Uber executives made liberal use of a so-called “kill switch” that cut access to the company’s servers in San Francisco and prevented government authorities around the world from accessing its files, leaked documents reveal. The secretive activities happened in the background while local Uber staff in countries such as France would appear to be working with investigators and tax authorities.
Messages released as part of the leak show Uber lobbyist Mark MacGann telling French IT staff to “appear confused” when they can’t access the data to distract from the kill switch being triggered during a raid. French Uber manager Thibaud Simphal responded: “We’ve used that playbook so many times by now the most difficult part is continuing to act surprised!”
What is a kill switch?
A kill switch isn’t a new idea: it is used to shut down or disable a device or software program to prevent theft or data loss. Typically used in an emergency, even modern laptops have a remote kill switch option that can wipe data if a device is stolen.
Uber appears to have liberally used a kill switch to block access to user and company data stored on servers in the US when they were being raided or under investigation in another country.
Uber Files: ride-hailing firm’s behaviour in the spotlight
The revelations – known as the Uber Files – appeared in documents originally leaked to the Guardian. It includes 124,000 confidential documents from the firm and appears to show Uber regularly flouted the law, duped police officers and lobbied governments around the world.
These documents cover the years 2013 to 2017, as Uber grew into a global transportation powerhouse, and were produced in more than 40 countries. As well as the revelation of regular use of a kill switch, the documents show heavy lobbying to have laws and regulations changed to suit Uber’s business practices, or even examples of flouting laws in some markets.
According to the documents, the kill switch was used to cut access to Uber servers in at least six countries, including during a police raid in Amsterdam. The kill switch order was apparently issued by former Uber CEO Travis Kalanick, telling staff “please hit the kill switch ASAP. Access must be shot down in AMS [Amsterdam]”.
Documents appear to show it was also used in France, Belgium, India, Hungary and Romania and was deployed on at least 12 occasions as the company faced scrutiny and official attention.
Executives had the switch developed while facing multiple raids from officials trying to gain evidence that could be used to shut down the service while it operated on the edges of regulations in place in any given country at that time.
When was Uber’s kill switch used?
The first documented use in the leaked Uber files was in France in 2014, and came following months of anger from traditional taxi services in the country. Regulators raided Uber’s French headquarters on November 19, but Uber was prepared due to a raid in Lyon earlier in the month and so a message was sent after the raid had begun to “kill access now”, with senior executives copied in.
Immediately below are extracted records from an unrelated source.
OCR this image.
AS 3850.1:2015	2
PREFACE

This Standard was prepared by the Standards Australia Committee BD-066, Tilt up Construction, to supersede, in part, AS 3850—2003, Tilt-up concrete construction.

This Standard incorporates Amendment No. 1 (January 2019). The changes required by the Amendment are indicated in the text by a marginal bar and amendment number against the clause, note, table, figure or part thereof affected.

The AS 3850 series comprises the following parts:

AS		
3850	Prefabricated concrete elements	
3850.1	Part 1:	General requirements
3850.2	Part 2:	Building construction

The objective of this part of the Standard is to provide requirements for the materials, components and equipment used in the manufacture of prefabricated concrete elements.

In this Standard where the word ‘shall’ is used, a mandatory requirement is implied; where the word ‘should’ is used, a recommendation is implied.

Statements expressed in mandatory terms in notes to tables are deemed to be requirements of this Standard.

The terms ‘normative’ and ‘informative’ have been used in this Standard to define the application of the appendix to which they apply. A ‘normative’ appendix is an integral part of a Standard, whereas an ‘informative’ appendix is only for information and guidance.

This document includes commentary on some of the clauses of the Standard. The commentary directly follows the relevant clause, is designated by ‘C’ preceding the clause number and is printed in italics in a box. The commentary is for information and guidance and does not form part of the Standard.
Its attempted use in Belgium was the result of authorities trying to gain access to information on drivers. Eight armed offices arrived unannounced, accompanied by IT experts and ensured local staff couldn’t speak to San Francisco. Former legal director for Uber in Europe, Zac de Kievit, reportedly told Kalanick “our team were detained and did not have an opportunity to raise the kill switch”.
Uber kill switch stopped when new CEO was appointed
Shortly after this successful raid, Uber changed its processes and when another raid happened in France “access to IT tools was cut immediately, so the police won’t be able to get much if anything,” MacGann wrote to Uber’s head of policy and strategy, David Plouffe.
It was already known the company had used its kill switch in Canada and Hong Kong, but the other revelations coming from the Uber leaks show it was considerably more widespread – and implemented on the express orders of senior executives.
This process would be repeated over and again during raids throughout Europe, including the development of methods that allowed it to predict when a raid was likely to happen.
The documents also seem to suggest that while sending profits through tax havens to cut its own tax bill, Uber “sought to deflect attention” by helping authorities collect taxes from its drivers.
MacGann said every time he was personally involved in using the kill switch it was on the express orders of senior management in San Francisco.
Using a kill switch in the way described by the Uber leaks is extremely rare says James Bore, a technical debt collector and security hygienist from Bores Group. “Over a couple of decades, I’ve never come across an organisation with a kill switch designed to frustrate investigations,” Bore says. “I have come across a few where they’re designed to lock down in event of a breach, but that’s a very different use case.
“The only places I’ve dealt with where dawn raids were a potential issue there was very specific training on what to do in the case of a raid – namely stop what you’re doing immediately, move away, and cooperate fully with authorities,”
Uber says it hasn’t used the kill switch since 2017 when Dara Khosrowshahi became the new CEO, replacing Kalanick.
Uber’s senior vice-president of public affairs, Jill Hazelbaker, said in a statement: “We have not and will not make excuses for past behaviour that is clearly not in line with our present values. Instead, we ask the public to judge us by what we’ve done over the last five years and what we will do in the years to come.”